Jesús Silva-Herzog Márquez
       Mientras más necesita México del PAN, éste se encoge más. Mientras
  el país reclama con urgencia un partido moderno en el flanco derecho
  del escenario político, Acción Nacional ofrece una organización
  provinciana, políticamente torpe y, en ocasiones, francamente arcaica.

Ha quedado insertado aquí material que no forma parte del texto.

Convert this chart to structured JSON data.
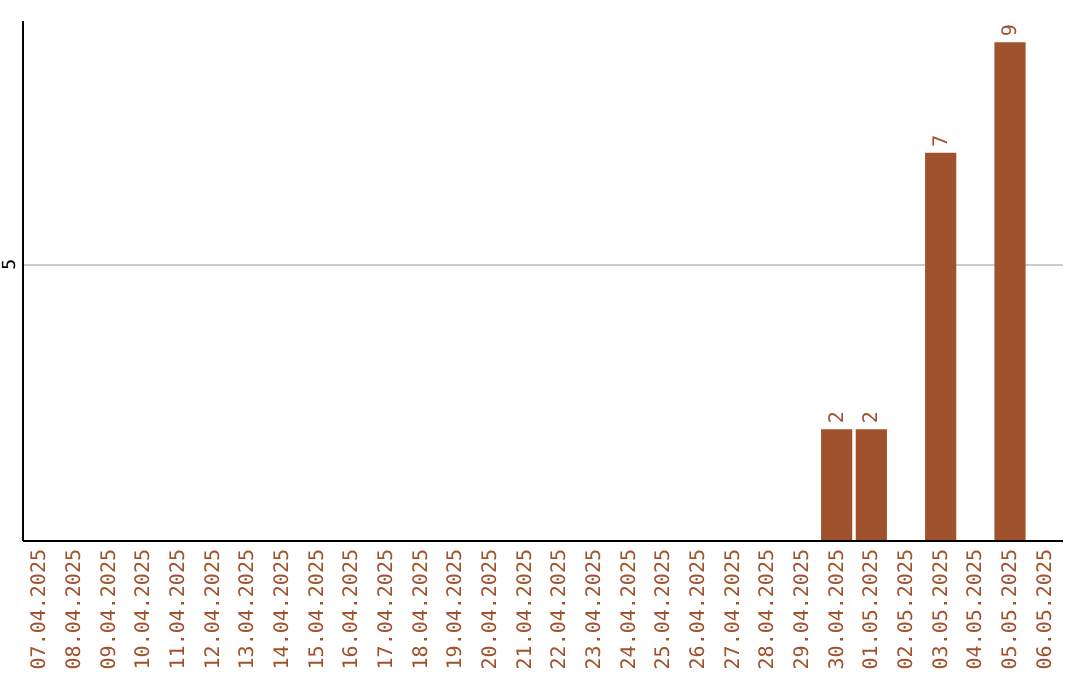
{
  "chart_data": {
    "type": "bar",
    "categories": [
      "07.04.2025",
      "08.04.2025",
      "09.04.2025",
      "10.04.2025",
      "11.04.2025",
      "12.04.2025",
      "13.04.2025",
      "14.04.2025",
      "15.04.2025",
      "16.04.2025",
      "17.04.2025",
      "18.04.2025",
      "19.04.2025",
      "20.04.2025",
      "21.04.2025",
      "22.04.2025",
      "23.04.2025",
      "24.04.2025",
      "25.04.2025",
      "26.04.2025",
      "27.04.2025",
      "28.04.2025",
      "29.04.2025",
      "30.04.2025",
      "01.05.2025",
      "02.05.2025",
      "03.05.2025",
      "04.05.2025",
      "05.05.2025",
      "06.05.2025"
    ],
    "values": [
      null,
      null,
      null,
      null,
      null,
      null,
      null,
      null,
      null,
      null,
      null,
      null,
      null,
      null,
      null,
      null,
      null,
      null,
      null,
      null,
      null,
      null,
      null,
      2,
      2,
      null,
      7,
      null,
      9,
      null
    ],
    "color": "#a0522d",
    "ylim": [
      0,
      9.4
    ],
    "yticks": [
      {
        "value": 0,
        "label": null
      },
      5
    ],
    "grid": "y",
    "data_labels": true
  }
}
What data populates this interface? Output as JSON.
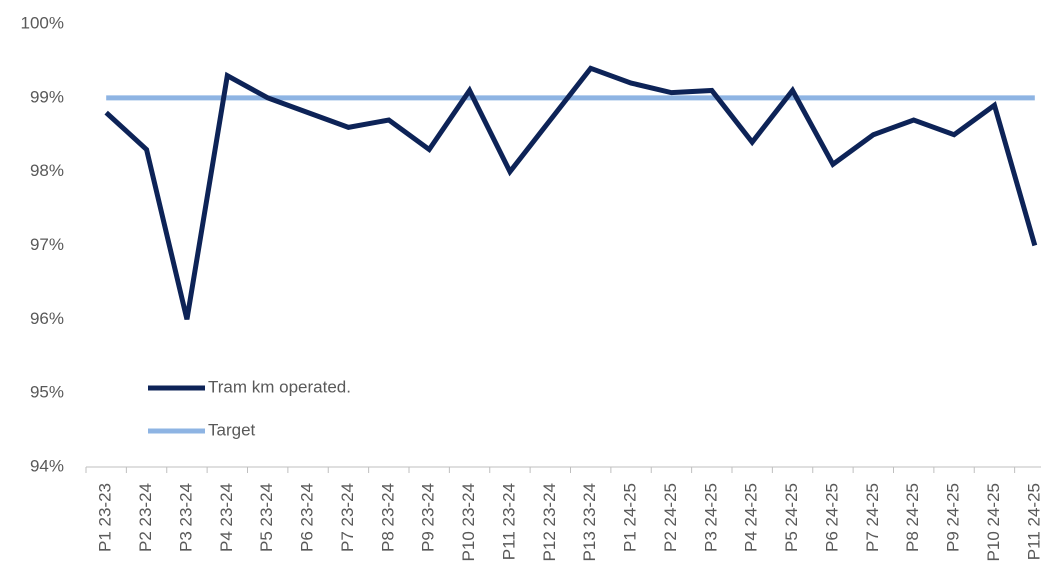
{
  "chart_data": {
    "type": "line",
    "categories": [
      "P1 23-23",
      "P2 23-24",
      "P3 23-24",
      "P4 23-24",
      "P5 23-24",
      "P6 23-24",
      "P7 23-24",
      "P8 23-24",
      "P9 23-24",
      "P10 23-24",
      "P11 23-24",
      "P12 23-24",
      "P13 23-24",
      "P1 24-25",
      "P2 24-25",
      "P3 24-25",
      "P4 24-25",
      "P5 24-25",
      "P6 24-25",
      "P7 24-25",
      "P8 24-25",
      "P9 24-25",
      "P10 24-25",
      "P11 24-25"
    ],
    "series": [
      {
        "name": "Tram km operated.",
        "color": "#0d2357",
        "values": [
          98.8,
          98.3,
          96.0,
          99.3,
          99.0,
          98.8,
          98.6,
          98.7,
          98.3,
          99.1,
          98.0,
          98.7,
          99.4,
          99.2,
          99.07,
          99.1,
          98.4,
          99.1,
          98.1,
          98.5,
          98.7,
          98.5,
          98.9,
          97.0
        ]
      },
      {
        "name": "Target",
        "color": "#8eb4e3",
        "values": [
          99,
          99,
          99,
          99,
          99,
          99,
          99,
          99,
          99,
          99,
          99,
          99,
          99,
          99,
          99,
          99,
          99,
          99,
          99,
          99,
          99,
          99,
          99,
          99
        ]
      }
    ],
    "ylim": [
      94,
      100
    ],
    "yticks": [
      {
        "value": 94,
        "label": "94%"
      },
      {
        "value": 95,
        "label": "95%"
      },
      {
        "value": 96,
        "label": "96%"
      },
      {
        "value": 97,
        "label": "97%"
      },
      {
        "value": 98,
        "label": "98%"
      },
      {
        "value": 99,
        "label": "99%"
      },
      {
        "value": 100,
        "label": "100%"
      }
    ],
    "grid": false,
    "legend": "lower-left"
  }
}
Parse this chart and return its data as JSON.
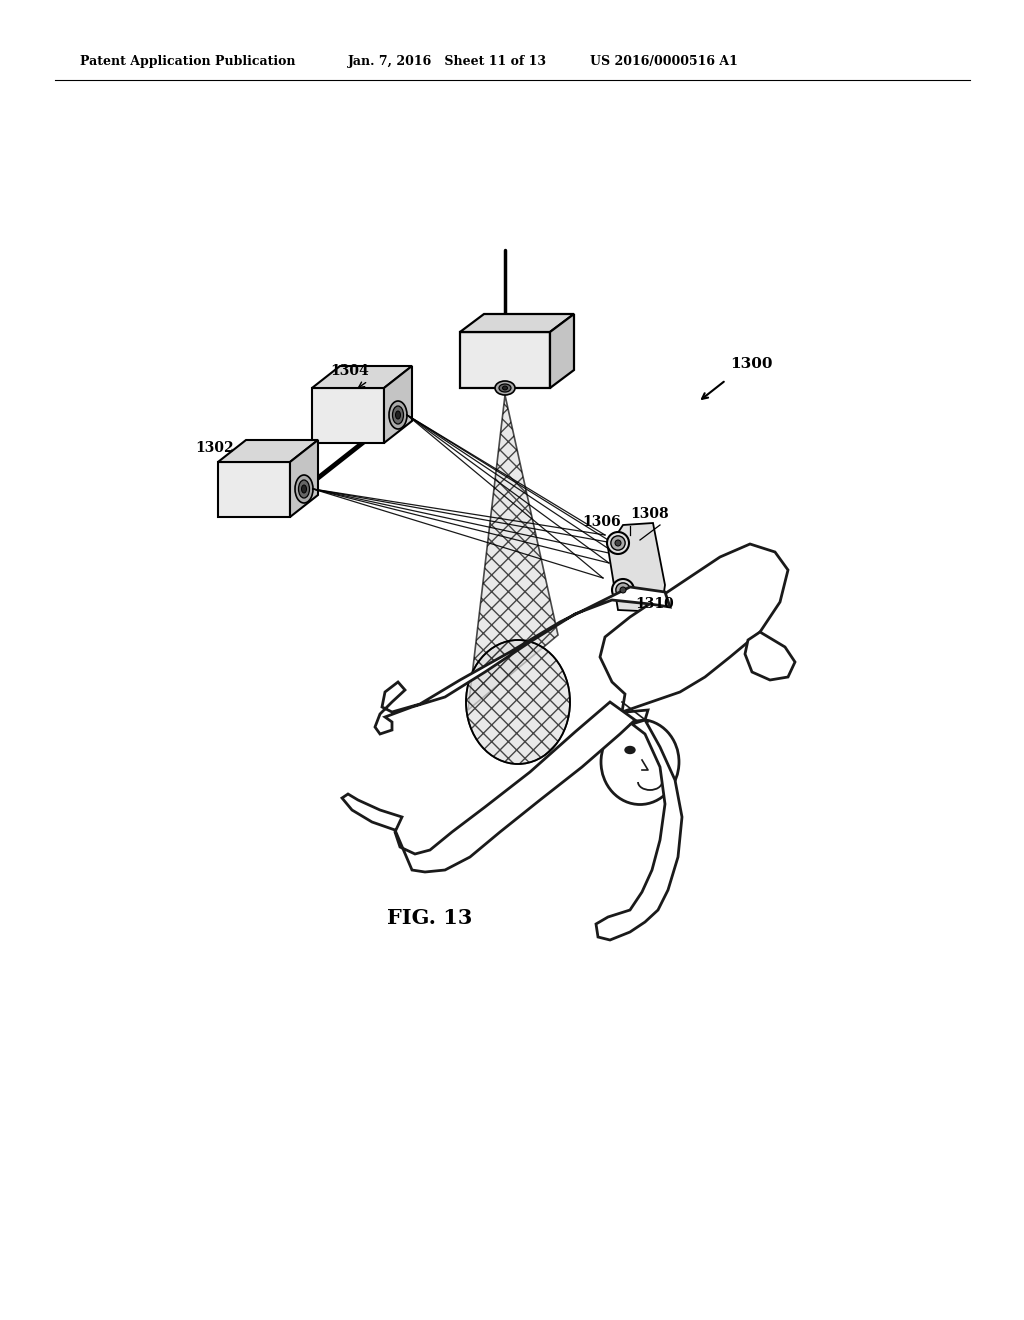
{
  "bg_color": "#ffffff",
  "header_left": "Patent Application Publication",
  "header_mid": "Jan. 7, 2016   Sheet 11 of 13",
  "header_right": "US 2016/0000516 A1",
  "caption": "FIG. 13",
  "label_1300": "1300",
  "label_1302": "1302",
  "label_1304": "1304",
  "label_1306": "1306",
  "label_1308": "1308",
  "label_1310": "1310"
}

  Soledad Loaeza escribía hace un año un artículo en Nexos con un título
  que éste imita. "Acción Nacional, ese desconocido", decía la académica
  que con mayor seriedad ha estudiado al partido fundado por Manuel Gómez
  Morín. El PAN era algo así como un familiar decente y bien vestido que
  nos encontrábamos en las fiestas, pero que no sabíamos bien a bien
  quién era. Había mitos sobre el PAN, pero muy poca información sobre el
  PAN. Ahora sabemos mucho más del señorito. Acción Nacional es un
  partido que ya paga los costos de ser gobierno; sus palabras han dejado
  de ser pintura sobre las bardas y consignas en las pancartas: ahora son
  bandos, reglamentos, discursos de autoridad; sus hombres y mujeres no
  son testigos marginales de la política mexicana, no son mártires de la
  resistencia democrática; las figuras del panismo están en el corazón de
  la política mexicana, son corresponsables ya de los usos y abusos del
  poder.
       La leyenda del PAN empieza a ser suplantada por el autorretrato
  del PAN que los panistas nos ofrecen todos los días. Hay que decir que
  la peor defensa del PAN la están haciendo los panistas que dirigen a
  ese partido, los panistas que gobiernan, los panistas que hacen campaña
  por los mercados públicos y las universidades. Por sus declaraciones y
  sus reglamentos empezamos a conocer a ese pariente que durante muchos
  años ignoramos. Hay elementos que preocupan. No pretendo desconocer sus
  virtudes y retratarlo con colores tenebrosos. Ciertamente se trata de
  un partido democráticamente institucionalizado. Sin duda, es el más
  maduro en ese terreno. Es también un partido con cuadros políticos que
  ya tienen una valiosa experiencia legislativa y de gobierno. Pero
  también hay elementos inquietantes que se acumulan.
       Hay un bloque panista que considera que es función del gobierno
  regular la virtud. En consecuencia, será función de las autoridades el
  definir cuál es el largo de las faldas que deben usarse, proscribir el
  lenguaje procaz de los estadios de futbol, o vigilar las expresiones
  artísticas para cuidar que sean compatibles con el sentido del decoro
  de la comunidad. Más recientemente, el alcalde de Guadalajara decide
  que los tapatíos deben estar en su casa antes de las 10 de la noche. El
  alcalde César Coll confunde, como muchos de sus compañeros panistas, la
  ciudad con un internado para señoritas.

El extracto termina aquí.